Let’s analyze the logic by small chunks, first chunk
18: mov rsi,QWORD PTR [rbx]
1b: mov rdi,rbp
1e: call r12
21: test eax,eax
23: je 56
25: js 40
;; in 56 we just return the Node
Nothing fancy, now that we know more about the layout of rbx, we know it’s a Node, so this code can be interpreted as a call to to the callback function we passed as an argument. In C code would be:
int ret = cb(n, data);
if (ret == 0)
return n;
if (ret < 0) {
// do something
}
Second chunk of code…maybe chunk is not the right word Gealber 🤔
27: mov rbx,QWORD PTR [rbx+0x18]
2b: test rbx,rbx
2e: xchg ax,ax
30: jne 18
In this case, we first overwrite our current node for our right child, and later perform a check on it, followed by a jump to 18 if it’s not NULL. Interesting, the code in 0x18 it’s our previous chunk of code. This seems as a recursion call, because the code in 0x18 it’s actually the start of our f method. Given the nature of binary trees and the operations we normally perform with them, is not a crazy assumption to say that this is a recursion call.

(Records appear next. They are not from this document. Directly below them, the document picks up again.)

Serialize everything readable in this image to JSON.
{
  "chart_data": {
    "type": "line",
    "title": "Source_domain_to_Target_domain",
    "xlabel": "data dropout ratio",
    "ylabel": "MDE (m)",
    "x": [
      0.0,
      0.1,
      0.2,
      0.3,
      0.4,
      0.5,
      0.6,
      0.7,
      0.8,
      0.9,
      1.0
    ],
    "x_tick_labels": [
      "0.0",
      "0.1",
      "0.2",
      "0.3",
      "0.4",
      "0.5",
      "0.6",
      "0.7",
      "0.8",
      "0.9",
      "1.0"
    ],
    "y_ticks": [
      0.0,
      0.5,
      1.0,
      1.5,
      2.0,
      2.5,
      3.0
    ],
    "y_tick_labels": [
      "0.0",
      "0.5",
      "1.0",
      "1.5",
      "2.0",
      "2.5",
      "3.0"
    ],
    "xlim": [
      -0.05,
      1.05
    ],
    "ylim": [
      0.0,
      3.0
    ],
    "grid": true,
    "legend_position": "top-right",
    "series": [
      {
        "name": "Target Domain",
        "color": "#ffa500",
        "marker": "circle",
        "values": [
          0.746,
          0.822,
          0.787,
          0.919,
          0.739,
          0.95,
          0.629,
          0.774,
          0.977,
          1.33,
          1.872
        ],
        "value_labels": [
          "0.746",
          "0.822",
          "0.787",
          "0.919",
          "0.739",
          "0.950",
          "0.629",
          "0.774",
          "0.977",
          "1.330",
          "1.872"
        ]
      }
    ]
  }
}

Taking this into C, would be like this
Node *f(int cb(int, Node *), struct Node *n, int data)
{
int ret = cb(n, data);
if (ret == 0)
return n;
if (ret < 0) {
// do something
}
n = n->right;
if (n != NULL)
n = f(cb, n, data);
return NULL;
}
The next most important part, is the code in 0x40. This code it’s quite similar to our previous one, just that in this case we check with our left node. The way to reach this code is from instruction 0x25, with js 40.

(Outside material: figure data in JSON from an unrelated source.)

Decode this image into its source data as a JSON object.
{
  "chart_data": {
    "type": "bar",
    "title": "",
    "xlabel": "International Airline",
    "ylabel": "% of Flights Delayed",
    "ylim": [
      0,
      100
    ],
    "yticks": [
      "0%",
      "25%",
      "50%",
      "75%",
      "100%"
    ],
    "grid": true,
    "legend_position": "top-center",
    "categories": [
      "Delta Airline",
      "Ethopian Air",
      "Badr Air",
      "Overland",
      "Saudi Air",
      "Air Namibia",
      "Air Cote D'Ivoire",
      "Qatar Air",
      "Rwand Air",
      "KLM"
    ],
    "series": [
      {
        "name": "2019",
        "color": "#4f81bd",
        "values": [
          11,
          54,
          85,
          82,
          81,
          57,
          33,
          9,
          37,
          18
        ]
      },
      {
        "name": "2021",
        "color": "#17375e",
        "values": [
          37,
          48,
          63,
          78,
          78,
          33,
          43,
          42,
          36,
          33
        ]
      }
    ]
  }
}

A way to put this in C would be
n = n->left;
if (n != NULL)
n = f(cb, n, data);
We already can make a correct forecast of what this function does, in a simple way this code performs a search in a binary tree, with a supplied comparison callback function.
Let’s put all this together in a clean way
typedef struct Node
{
int data;
struct Node *left;
struct Node *right;
} Node;
// f performs a search in a binary tree
// using cb callback function as our comparison data
Node *f(int cb(int, Node *), struct Node *n, int data)
{
int ret = cb(n, data);
if (ret == 0)
return n;
if (ret < 0) {
return f(cb, n->left, data);
}
return f(cb, n->right, data);
}
Final notes
Take into account that data doesn’t has to be an int, given that we are supplying a comparison function we can declare data as void *. As long as the comparison function can handle it, won’t be a problem.
As a personal note, I found this challenge quite instructive, not because it taught me a new data structure. What I found valuable it’s that it showed me how a structure is defined in assembly, basically there’s just an offset between field and another. The more I do this challenges the more I realize that C is so close to assembly 😅.